Die Spanier waren mit allen Verstärkungen, die sie bis zum 8. Dezember erhalten hatten, 35.000 bis 40.000 Mann stark, und 30.000 dürften für Angriffsoperationen zur Verfügung stehen. Mit einer derartigen Streitmacht sollte die Eroberung Tetuáns leicht sein. Es gibt allerdings keine guten Straßen, und der gesamte Proviant der Armee muß von Céuta herbeigeschafft werden. Aber wie machten es die Franzosen in Algerien oder die Engländer in Indien? Außerdem sind spanische Maulesel und Zugtiere keineswegs durch gute Straßen in ihrer Heimat so verwöhnt, daß sie sich weigern dürften, auf maurischem Boden zu laufen. Einerlei, was O'Donnell auch zur Rechtfertigung vorbringen mag, es kann keine Entschuldigung für diese fortwährende Inaktivität geben. Die Spanier sind jetzt so stark, wie sie überhaupt zu irgendeinem Zeitpunkt des Feldzuges sein können, falls <550> nicht unerwartete Rückschläge außerordentliche Anstrengungen zur Folge haben sollten. Die Mauren dagegen werden täglich stärker. Das Lager von Tetuán, unter Hadschi Abd-Salem, das die Truppen für den Angriff auf die spanische Linie am 3. Dezember stellte, ist ohne die Garnison der Stadt schon auf 10.000 Mann angewachsen. In Tanger befand sich ein weiteres Lager unter Muley-Abbas, und ständig trafen Verstärkungen aus dem Landesinnern ein. Allein diese Erwägung hätte O'Donnell zum Vorrücken bewegen müssen, sobald es das Wetter erlaubte. Er hat gutes Wetter gehabt, aber er ist nicht vorgerückt. Ohne Zweifel ist das ein Zeichen von völliger Unentschlossenheit; er erkannte, daß die Mauren keineswegs so verächtliche Gegner sind, wie er erwartet hatte. Zweifellos haben die letzteren ausgezeichnet gekämpft, und der beste Beweis dafür sind die aus dem spanischen Lager kommenden lauten Klagen über die Vorteile, die das Gelände vor Céuta den Mauren bietet.
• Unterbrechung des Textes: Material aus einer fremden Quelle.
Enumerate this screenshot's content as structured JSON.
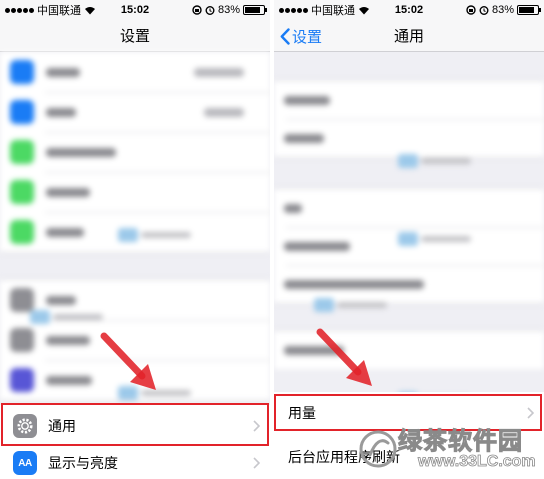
{
  "status_bar": {
    "carrier": "中国联通",
    "time": "15:02",
    "battery_percent": "83%",
    "battery_level": 0.83
  },
  "left_screen": {
    "nav_title": "设置",
    "visible_rows": [
      {
        "label": "通用",
        "icon": "gear-icon",
        "highlighted": true
      },
      {
        "label": "显示与亮度",
        "icon": "aa-icon",
        "icon_text": "AA"
      }
    ],
    "blurred_icon_colors": [
      "#1a7cf5",
      "#1a7cf5",
      "#4cd964",
      "#4cd964",
      "#4cd964",
      "#8e8e93",
      "#8e8e93",
      "#5856d6"
    ]
  },
  "right_screen": {
    "back_label": "设置",
    "nav_title": "通用",
    "visible_rows": [
      {
        "label": "用量",
        "highlighted": true
      },
      {
        "label": "后台应用程序刷新"
      }
    ]
  },
  "colors": {
    "highlight": "#e2232a",
    "ios_blue": "#1a7cf5",
    "background": "#efeff4"
  },
  "watermark": {
    "brand": "绿茶软件园",
    "url": "www.33LC.com"
  }
}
Die Spanier berichten, daß die Mauren in Buschwerk und Schluchten sehr zu fürchten sind und außerdem jeden Zoll Boden kennen; daß aber, sobald sie in die Ebenen kommen, die Gediegenheit der spanischen Infanterie die maurischen Irregulären bald zur Umkehr und Flucht zwinge. Das ist eine ziemlich bedenkliche Schlußfolgerung in einer Zeit, wo Scharmützelgefechte in zerklüftetem Gelände drei Viertel jeder Schlacht ausmachen. Wenn die Spanier, nachdem sie sechs Wochen vor Céuta standen, das Gelände nicht ebensogut kennen wie die Mauren, dann um so schlimmer für sie. Daß zerklüftetes Gelände für Irreguläre günstiger ist als ebenes Terrain, ist völlig klar. Aber selbst in zerklüftetem Gelände müßte reguläre Infanterie den Irregulären weit überlegen sein. Das moderne System des Scharmützelgefechts mit Unterstützungsgruppen und Reserven hinter der auseinandergezogenen Schützenkette, die Regelmäßigkeit der Bewegungen, die Möglichkeit, die Truppen gut in der Hand zu halten und zu veranlassen, daß sie sich gegenseitig unterstützen und sich alle für ein gemeinsames Ziel einsetzen, - all das gibt den regulären Truppen eine derartige Überlegenheit über irreguläre Haufen, daß in einem für Scharmützel besonders geeigneten Gelände Irreguläre niemals in der Lage sein dürften, ihnen zu widerstehen, selbst nicht bei einem Verhältnis von zwei zu eins. Bei Céuta indessen ist das Verhältnis umgekehrt. Die Spanier sind zahlenmäßig überlegen, und trotzdem wagen sie nicht vorzugehen. Die einzige Schlußfolgerung ist, daß die spanische Armee das Scharmützelgefecht überhaupt nicht beherrscht und daß somit die Unterlegenheit jedes einzelnen Soldaten in dieser Kampfart die Vorteile ausgleicht, die ihnen ihre Disziplin und ihre reguläre Ausbildung eigentlich verleihen sollten. In der Tat <551> scheint man ungewöhnlich oft Mann gegen Mann mit Yatagan und Bajonett zu kämpfen. Wenn die Spanier dicht genug heran sind, stellen die Mauren das Schießen ein und stürzen sich mit dem Schwert in der Hand auf sie, genau so, wie es die Türken zu tun pflegten, und das ist sicherlich für so unerfahrene Truppen wie die spanischen nicht sehr angenehm. Doch sollten die vielen Treffen, die stattgefunden haben, sie mit den Besonderheiten der maurischen Kampfweise und der richtigen Art, ihr zu begegnen, vertraut gemacht haben; und wenn wir den Befehlshaber noch immer unschlüssig und in seiner Verteidigungsstellung verharrend vorfinden, können wir seiner Armee kein sehr gutes Zeugnis ausstellen.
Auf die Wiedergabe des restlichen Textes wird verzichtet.